Ocuparam um período temporal que se estendeu de cerca de quatro milhões de anos a um pouco mais de um milhão de anos.
Uma das árvores de evolução genealógica mais recente, e que reúne mais consenso entre os investigadores, coloca o Australopithecus anamensis na base da linhagem evolutiva do género Homo e do Homem moderno. Esta árvore parece comprovar de igual modo que o Australopithecus aethiopicus não está na base evolutiva dos Australopithecus boisei e robustus.
Australopiteco, Museu da Ciência de Londres
Crânio de Australopiteco (cerca de 3 milhões de anos)
"Lucy", o nome do esqueleto de Australopiteco mais completo descoberto até hoje (modelo na exposição "A Aventura Humana")
As recentes investigações conduzidas sobre os restos fósseis exumados pelo paleontólogo britânico Ron Clarke em Sterkfontein (África do Sul), classificados com a designação StW573, concluíram que os Australopithecus herdaram o carácter bípede de um antepassado primata há cerca de 25 milhões de anos.

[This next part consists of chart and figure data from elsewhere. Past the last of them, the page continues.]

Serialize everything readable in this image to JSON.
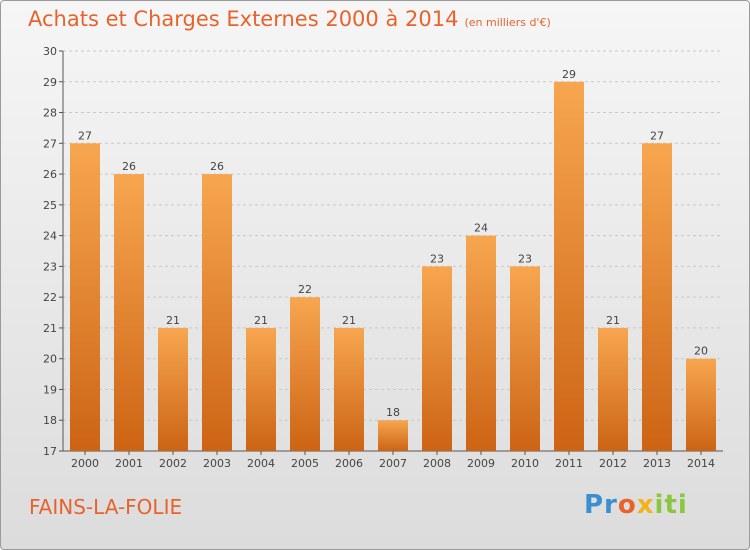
{
  "title": "Achats et Charges Externes 2000 à 2014",
  "unit": "(en milliers d'€)",
  "city": "FAINS-LA-FOLIE",
  "brand": "Proxiti",
  "colors": {
    "bar_light": "#f7a64f",
    "bar_dark": "#cc6414",
    "title": "#e8632c"
  },
  "chart_data": {
    "type": "bar",
    "title": "Achats et Charges Externes 2000 à 2014",
    "categories": [
      "2000",
      "2001",
      "2002",
      "2003",
      "2004",
      "2005",
      "2006",
      "2007",
      "2008",
      "2009",
      "2010",
      "2011",
      "2012",
      "2013",
      "2014"
    ],
    "values": [
      27,
      26,
      21,
      26,
      21,
      22,
      21,
      18,
      23,
      24,
      23,
      29,
      21,
      27,
      20
    ],
    "ylim": [
      17,
      30
    ],
    "yticks": [
      17,
      18,
      19,
      20,
      21,
      22,
      23,
      24,
      25,
      26,
      27,
      28,
      29,
      30
    ],
    "grid": true
  }
}
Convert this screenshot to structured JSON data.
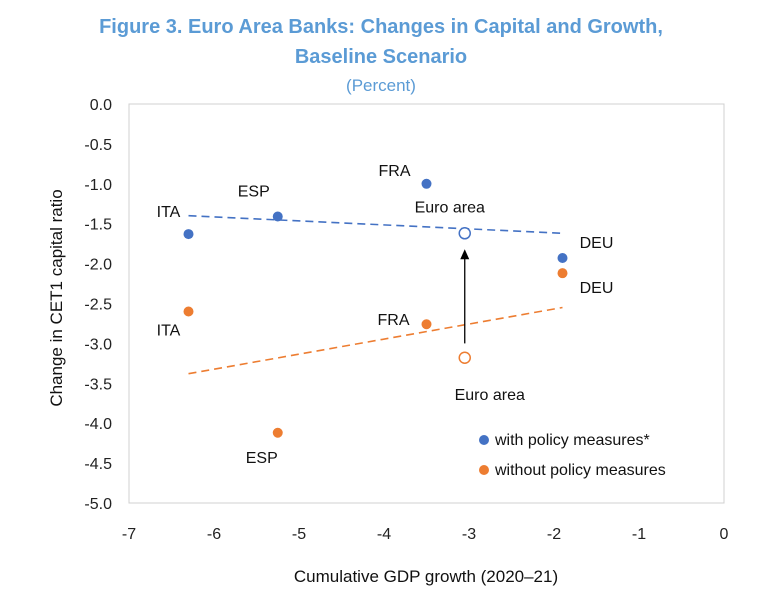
{
  "chart_data": {
    "type": "scatter",
    "title_line1": "Figure 3. Euro Area Banks: Changes in Capital and Growth,",
    "title_line2": "Baseline Scenario",
    "subtitle": "(Percent)",
    "xlabel": "Cumulative GDP growth (2020–21)",
    "ylabel": "Change in CET1 capital ratio",
    "xlim": [
      -7,
      0
    ],
    "ylim": [
      -5,
      0
    ],
    "xticks": [
      -7,
      -6,
      -5,
      -4,
      -3,
      -2,
      -1,
      0
    ],
    "yticks": [
      0,
      -0.5,
      -1,
      -1.5,
      -2,
      -2.5,
      -3,
      -3.5,
      -4,
      -4.5,
      -5
    ],
    "ytick_labels": [
      "0.0",
      "-0.5",
      "-1.0",
      "-1.5",
      "-2.0",
      "-2.5",
      "-3.0",
      "-3.5",
      "-4.0",
      "-4.5",
      "-5.0"
    ],
    "colors": {
      "with": "#4472c4",
      "without": "#ed7d31",
      "title": "#5b9bd5"
    },
    "series": [
      {
        "name": "with policy measures*",
        "key": "with",
        "points": [
          {
            "label": "ITA",
            "x": -6.3,
            "y": -1.63
          },
          {
            "label": "ESP",
            "x": -5.25,
            "y": -1.41
          },
          {
            "label": "FRA",
            "x": -3.5,
            "y": -1.0
          },
          {
            "label": "DEU",
            "x": -1.9,
            "y": -1.93
          },
          {
            "label": "Euro area",
            "x": -3.05,
            "y": -1.62,
            "hollow": true
          }
        ],
        "trend": {
          "x": [
            -6.3,
            -1.9
          ],
          "y": [
            -1.4,
            -1.62
          ]
        }
      },
      {
        "name": "without policy measures",
        "key": "without",
        "points": [
          {
            "label": "ITA",
            "x": -6.3,
            "y": -2.6
          },
          {
            "label": "ESP",
            "x": -5.25,
            "y": -4.12
          },
          {
            "label": "FRA",
            "x": -3.5,
            "y": -2.76
          },
          {
            "label": "DEU",
            "x": -1.9,
            "y": -2.12
          },
          {
            "label": "Euro area",
            "x": -3.05,
            "y": -3.18,
            "hollow": true
          }
        ],
        "trend": {
          "x": [
            -6.3,
            -1.9
          ],
          "y": [
            -3.38,
            -2.55
          ]
        }
      }
    ],
    "arrow": {
      "x": -3.05,
      "from_y": -3.0,
      "to_y": -1.82
    },
    "legend": [
      "with policy measures*",
      "without policy measures"
    ],
    "legend_position": "bottom-right"
  }
}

Os trabalhos determinaram de igual modo que a quase totalidade dos Australopithecus conhecidos (exceção para o anamensis) não é integrável diretamente no processo evolutivo humano, resultando num braço paralelo, semelhante ao ocupado pelos atuais grandes primatas e pequenos macacos arborícolas, partilhando somente com o Homem o mesmo antepassado comum.
As características gerais dos Australopithecus são fundamentalmente as seguintes: bípede; pequeno tamanho, em redor de 1/1,5 m; cérebro mais volumoso (400 a 500 cm3); cavidade cerebral pouco elevada, muito estreita na região frontal, com um occipital anguloso; face muito saliente e maciça, proveniente da robustez das mandíbulas, maxilares e arcadas zygomáticas; pré-molares e molares provavelmente muito volumosos, mas de morfologia geral mais próxima do Homem que dos grandes símios; os incisivos e os caninos são de pequena proporção e estes últimos não ultrapassam muito o nível dimensional da restante dentição.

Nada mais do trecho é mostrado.